You've confused yourself. Those problems are not fundamental to next token prediction, they are fundamental to reconstruction losses on large general text corpora.

That is to say, they are equally likely if you don't do next token prediction at all and instead do text diffusion or something. Architecture has nothing to do with it. They arise because they are early partial solutions to the reconstruction task on 'all the text ever made'. Reconstruction task doesn't care much about truthiness until way late in the loss curve (where we probably will never reach), so hallucinations are almost as good for a very long time.

RL as is typical in post-training _does not share those early solutions_, and so does not share the fundamental problems. RL (in this context) has its own share of problems which are different, such as reward hacks like: reliance on meta signaling (# Why X is the correct solution, the honest answer ...), lying (commenting out tests), manipulation (You're absolutely right!), etc. Anything to make the human press the upvote button or make the test suite pass at any cost or whatever.
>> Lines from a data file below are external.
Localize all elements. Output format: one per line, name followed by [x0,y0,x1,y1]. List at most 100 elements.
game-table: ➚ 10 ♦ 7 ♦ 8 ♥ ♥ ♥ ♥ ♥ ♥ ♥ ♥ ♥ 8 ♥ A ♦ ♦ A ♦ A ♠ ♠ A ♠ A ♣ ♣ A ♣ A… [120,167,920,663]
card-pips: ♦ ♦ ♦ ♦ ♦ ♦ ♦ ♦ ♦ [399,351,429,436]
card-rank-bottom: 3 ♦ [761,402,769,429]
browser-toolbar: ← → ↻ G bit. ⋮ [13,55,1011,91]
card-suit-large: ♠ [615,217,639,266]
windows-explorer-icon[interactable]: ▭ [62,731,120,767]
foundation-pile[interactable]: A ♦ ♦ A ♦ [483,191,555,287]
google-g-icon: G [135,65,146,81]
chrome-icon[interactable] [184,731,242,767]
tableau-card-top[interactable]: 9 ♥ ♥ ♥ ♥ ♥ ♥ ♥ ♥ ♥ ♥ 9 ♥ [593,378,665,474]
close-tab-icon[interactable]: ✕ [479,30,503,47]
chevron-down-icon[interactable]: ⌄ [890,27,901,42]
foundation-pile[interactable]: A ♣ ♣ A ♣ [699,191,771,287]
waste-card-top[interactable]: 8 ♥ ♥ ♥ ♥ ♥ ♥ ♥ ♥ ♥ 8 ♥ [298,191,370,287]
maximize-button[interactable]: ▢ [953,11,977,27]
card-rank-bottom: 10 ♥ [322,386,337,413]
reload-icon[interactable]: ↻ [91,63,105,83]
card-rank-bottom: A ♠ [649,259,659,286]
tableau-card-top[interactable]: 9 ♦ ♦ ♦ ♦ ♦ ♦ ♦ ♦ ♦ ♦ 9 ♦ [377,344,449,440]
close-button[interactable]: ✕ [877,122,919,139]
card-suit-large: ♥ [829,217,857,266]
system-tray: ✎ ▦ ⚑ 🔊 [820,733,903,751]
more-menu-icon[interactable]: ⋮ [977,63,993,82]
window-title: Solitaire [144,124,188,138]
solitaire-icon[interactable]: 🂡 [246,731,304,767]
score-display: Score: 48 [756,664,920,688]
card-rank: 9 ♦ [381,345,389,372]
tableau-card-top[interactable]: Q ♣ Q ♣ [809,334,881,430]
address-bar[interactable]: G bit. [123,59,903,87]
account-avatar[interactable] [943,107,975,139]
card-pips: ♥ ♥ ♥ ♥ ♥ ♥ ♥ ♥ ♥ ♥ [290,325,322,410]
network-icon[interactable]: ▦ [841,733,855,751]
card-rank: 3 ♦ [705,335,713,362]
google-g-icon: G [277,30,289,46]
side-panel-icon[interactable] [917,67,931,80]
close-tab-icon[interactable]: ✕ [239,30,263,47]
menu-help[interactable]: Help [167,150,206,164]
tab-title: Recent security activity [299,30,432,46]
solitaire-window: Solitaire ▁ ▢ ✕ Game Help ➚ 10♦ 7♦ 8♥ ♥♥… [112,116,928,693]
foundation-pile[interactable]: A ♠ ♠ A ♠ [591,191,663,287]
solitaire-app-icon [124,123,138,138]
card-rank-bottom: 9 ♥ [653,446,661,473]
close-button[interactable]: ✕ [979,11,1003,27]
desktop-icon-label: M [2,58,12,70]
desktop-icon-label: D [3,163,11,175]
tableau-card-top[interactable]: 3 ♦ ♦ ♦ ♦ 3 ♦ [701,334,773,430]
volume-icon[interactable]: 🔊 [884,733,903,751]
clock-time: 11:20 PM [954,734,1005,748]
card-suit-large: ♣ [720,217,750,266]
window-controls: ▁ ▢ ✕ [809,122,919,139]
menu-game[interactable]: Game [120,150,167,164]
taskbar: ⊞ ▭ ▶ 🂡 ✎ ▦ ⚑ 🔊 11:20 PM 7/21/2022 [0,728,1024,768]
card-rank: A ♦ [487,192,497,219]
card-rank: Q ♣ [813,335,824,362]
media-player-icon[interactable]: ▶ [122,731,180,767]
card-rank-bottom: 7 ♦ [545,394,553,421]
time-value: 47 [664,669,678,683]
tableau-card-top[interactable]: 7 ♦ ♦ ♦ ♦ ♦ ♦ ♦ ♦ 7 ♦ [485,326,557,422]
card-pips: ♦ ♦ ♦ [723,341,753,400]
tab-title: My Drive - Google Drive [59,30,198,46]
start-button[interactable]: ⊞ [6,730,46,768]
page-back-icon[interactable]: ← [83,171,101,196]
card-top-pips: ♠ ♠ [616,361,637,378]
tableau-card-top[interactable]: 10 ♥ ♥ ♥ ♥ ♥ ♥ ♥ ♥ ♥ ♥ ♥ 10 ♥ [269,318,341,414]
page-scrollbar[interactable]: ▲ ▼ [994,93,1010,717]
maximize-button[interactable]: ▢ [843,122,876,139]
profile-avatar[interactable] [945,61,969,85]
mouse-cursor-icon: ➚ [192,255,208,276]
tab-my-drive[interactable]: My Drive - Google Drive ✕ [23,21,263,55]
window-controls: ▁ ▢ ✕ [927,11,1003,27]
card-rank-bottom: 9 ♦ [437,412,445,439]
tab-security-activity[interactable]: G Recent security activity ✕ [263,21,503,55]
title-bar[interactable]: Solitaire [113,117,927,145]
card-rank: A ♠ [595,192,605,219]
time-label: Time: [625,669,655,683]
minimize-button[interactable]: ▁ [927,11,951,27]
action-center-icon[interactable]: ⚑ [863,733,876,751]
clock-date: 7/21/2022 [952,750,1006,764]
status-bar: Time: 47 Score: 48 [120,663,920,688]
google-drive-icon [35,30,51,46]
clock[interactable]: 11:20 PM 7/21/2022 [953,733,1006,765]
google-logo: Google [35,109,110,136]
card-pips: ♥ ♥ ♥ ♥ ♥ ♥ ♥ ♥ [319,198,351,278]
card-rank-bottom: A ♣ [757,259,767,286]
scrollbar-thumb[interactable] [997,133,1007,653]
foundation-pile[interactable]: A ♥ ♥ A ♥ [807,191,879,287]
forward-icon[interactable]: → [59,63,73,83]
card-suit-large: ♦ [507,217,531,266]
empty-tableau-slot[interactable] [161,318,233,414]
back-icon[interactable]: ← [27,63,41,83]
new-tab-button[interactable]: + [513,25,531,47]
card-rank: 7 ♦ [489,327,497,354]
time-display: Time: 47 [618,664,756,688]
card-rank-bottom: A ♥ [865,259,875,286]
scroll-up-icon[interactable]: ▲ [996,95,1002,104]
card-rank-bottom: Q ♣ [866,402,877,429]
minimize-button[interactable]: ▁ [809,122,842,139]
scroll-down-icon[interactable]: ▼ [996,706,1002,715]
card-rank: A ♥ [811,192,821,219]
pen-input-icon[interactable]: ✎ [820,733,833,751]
With that said, RL post-trained models _inherit_ the problems of non-optimal large corpora reconstruction solutions, but they don't introduce more or make them worse in a directed manner or anything like that. There's no reason to think them inevitable, and in principle you can cut away the garbage with the right RL target.

Thinking about architecture at all (autoregressive CE, RL, transformers, etc) is the wrong level of abstraction for understanding model behavior: instead, think about loss surfaces (large corpora reconstruction, human agreement, test suites passing, etc) and what solutions exist early and late in training for them.